I disagree. A lot. A whole lot in fact!

You see, for a new gardener- or even one wanting to push the boat out a bit and try something new, or one moving to a new climate or geographical area- this sort of advice is a touchstone for making smart decisions. Its rooted in science – plant the plants that want to live in the conditions you have- not the ones that are merely your favorites, are the prettiest, or are the ones your brother in Transylvania grows- and you will more than likely have success. Plant whatever you feel like and those plants will likely whimper and wallow, eventually dying of their own volition or frustrating you to the point of outright plant murder. Who wants that?

The author of the article posits that this is some kind of  one-and-done advice wherein a perfect, static garden will be the end result of planting the right plant in the right place. Of course this isn’t true and it isn’t the goal of the phrase- I fear the author is bestowing powers onto it that it simply doesn’t have or claim to have. And of course, “place” means (as I understand it) your garden’s micro-climates, not its specific coordinates in your garden. What this phrase does claim, however, is that if you make educated choices about the plants you choose for your spaces, they will thrive and be healthy, happy, productive plants that you won’t have to faff over and baby into blooming and looking decent. For me, that is 75% of the battle when gardening!
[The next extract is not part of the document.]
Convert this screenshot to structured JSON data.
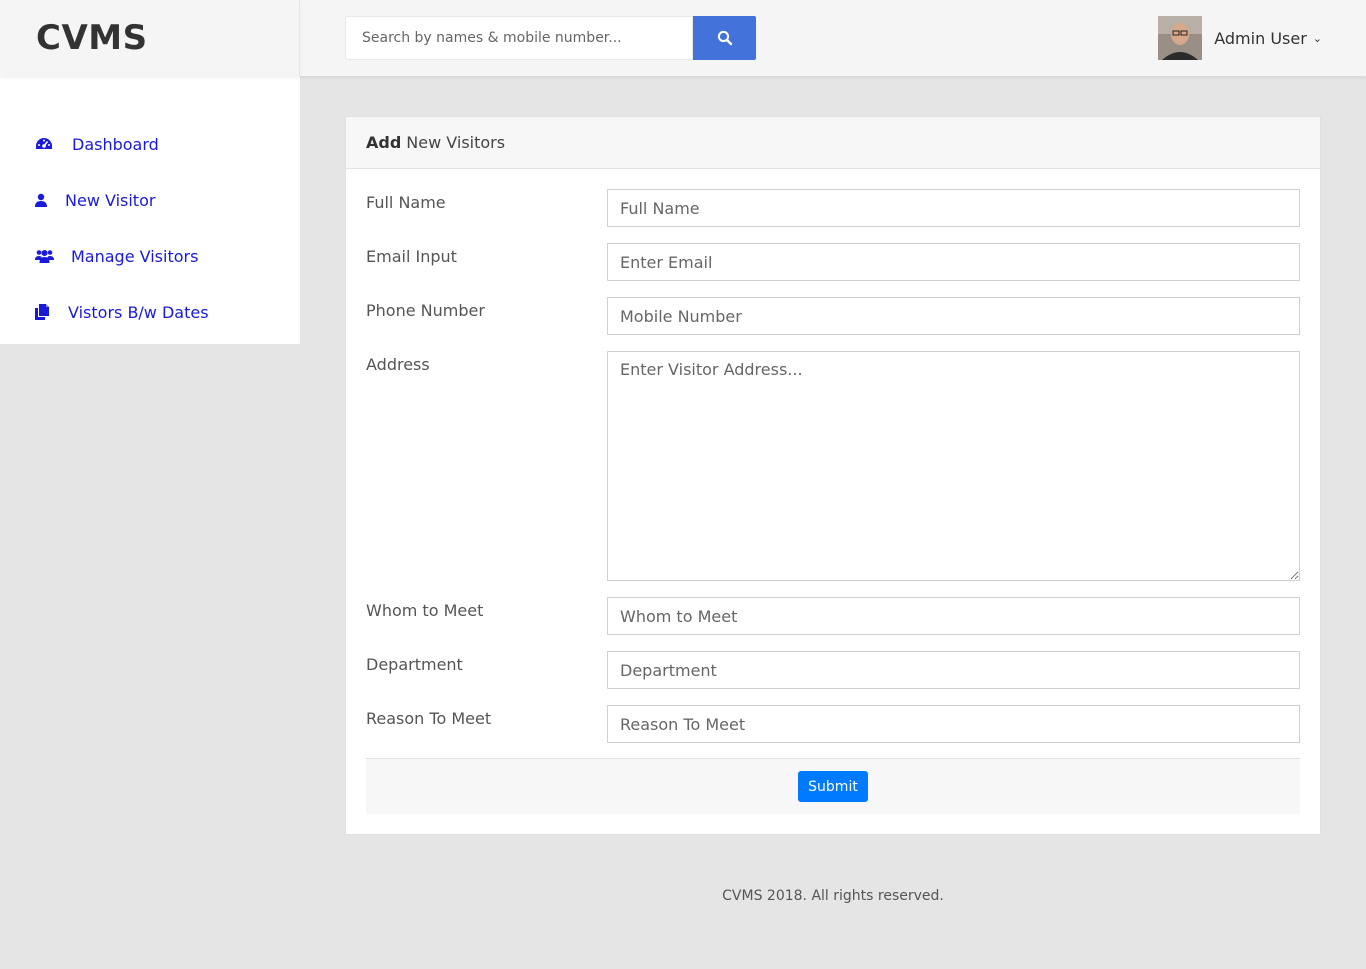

The plants themselves have to look good for the design to look good- no amount of theory, decor, or elaborate planning will make up for miserable, mopey plants.
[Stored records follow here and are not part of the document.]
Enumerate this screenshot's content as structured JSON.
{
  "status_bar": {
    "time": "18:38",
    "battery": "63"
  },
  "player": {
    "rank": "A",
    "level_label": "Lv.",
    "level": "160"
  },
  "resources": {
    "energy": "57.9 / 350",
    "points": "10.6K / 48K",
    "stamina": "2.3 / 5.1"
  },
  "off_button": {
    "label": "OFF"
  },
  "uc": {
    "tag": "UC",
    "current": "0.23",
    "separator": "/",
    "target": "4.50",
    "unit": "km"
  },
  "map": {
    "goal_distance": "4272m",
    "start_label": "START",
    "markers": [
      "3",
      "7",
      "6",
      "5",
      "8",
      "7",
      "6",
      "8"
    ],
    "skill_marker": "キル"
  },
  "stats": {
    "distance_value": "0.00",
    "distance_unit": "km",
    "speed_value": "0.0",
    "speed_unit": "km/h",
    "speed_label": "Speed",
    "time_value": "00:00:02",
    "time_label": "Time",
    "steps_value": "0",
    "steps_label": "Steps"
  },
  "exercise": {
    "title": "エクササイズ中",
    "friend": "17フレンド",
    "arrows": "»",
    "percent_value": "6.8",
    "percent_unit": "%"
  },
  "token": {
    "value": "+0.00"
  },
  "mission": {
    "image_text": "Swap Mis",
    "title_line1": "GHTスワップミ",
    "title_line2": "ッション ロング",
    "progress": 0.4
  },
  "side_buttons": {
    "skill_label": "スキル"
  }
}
Now, I can agree that there are two sorts of gardeners. Those that love the faffing, and those who want to avoid it at all costs. I am decidedly the latter. Perhaps the author is the former? I have no interest in constantly fertilizing, babying, cajoling, and pleading with plants to do what they ought to do naturally. This is why I think Right Plant, Right Place works so well. Once you understand what conditions you have, you can make smart choices by picking plants that are from similar conditions and will happily grow in the conditions you have. This eliminates faffing, reduces plant failures, and I believe leads to thriving and lower maintenance gardens.

Happy Plants = Happy Gardens = Happy Gardeners. That is literally the best equation ever.
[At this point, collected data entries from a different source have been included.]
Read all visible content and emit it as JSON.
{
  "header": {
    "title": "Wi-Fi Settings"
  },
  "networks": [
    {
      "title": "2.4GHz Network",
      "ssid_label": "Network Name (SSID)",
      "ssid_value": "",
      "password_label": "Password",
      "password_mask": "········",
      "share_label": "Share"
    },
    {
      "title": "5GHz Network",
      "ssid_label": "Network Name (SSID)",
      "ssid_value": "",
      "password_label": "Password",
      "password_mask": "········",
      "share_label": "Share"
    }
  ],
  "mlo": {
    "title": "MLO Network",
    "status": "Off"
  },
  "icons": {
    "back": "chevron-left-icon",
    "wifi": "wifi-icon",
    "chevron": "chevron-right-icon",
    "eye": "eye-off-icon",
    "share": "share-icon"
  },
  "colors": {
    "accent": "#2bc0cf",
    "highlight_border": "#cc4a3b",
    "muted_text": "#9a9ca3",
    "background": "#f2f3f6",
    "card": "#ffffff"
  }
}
Every garden evolves and not every plant will do exactly what you want- my garden is as much a case study of this than any other (see the great Anise Hyssop eradication– an example of too much of a happy plant). But if the plant is happy and healthy, there’s no fear in transplanting it or giving it away if you no longer like its place in the garden, its gone out of favor, or if it’s grown too big. Even better, one can divide the happy plant and spread it around. If the plant is struggling though, you can move it all you want but you’ll likely only hasten its death or eek out another paltry, under performing season or two- unless you can put it in a place that actually meets its needs. Which you would have done in the first place if you’d followed Right Plant, Right Place.


At the risk of sounding a mite too snarky, I’d rather take my advice from the likes of Beth Chatto and Monty Don (and Alan Titchmarsh, Adam Frost, Joe Swift, Proven Winners, University of Florida, Clemson University, and UMass, to name a few), all of which have doled out this very sentiment more than once and have beautiful gardens (and reputations) to back it up.

Right Plant, Right Place Forever.

3 thoughts on “In Defense of Right Plant, Right Place.”

  1. I would just like to add that I have seen your garden. In 3 years time it has evolved from sparse plants to a fully blooming paradise. Your theory has always been right plant, right place, you have told me that over and over again and have proved it in your efforts. Great job!


  2. I read that post and had a similar reaction. I’ve gotta say I think one formula for writing a post is to pick some bit of conventional wisdom and then disagree with it. This seems to fit into that category.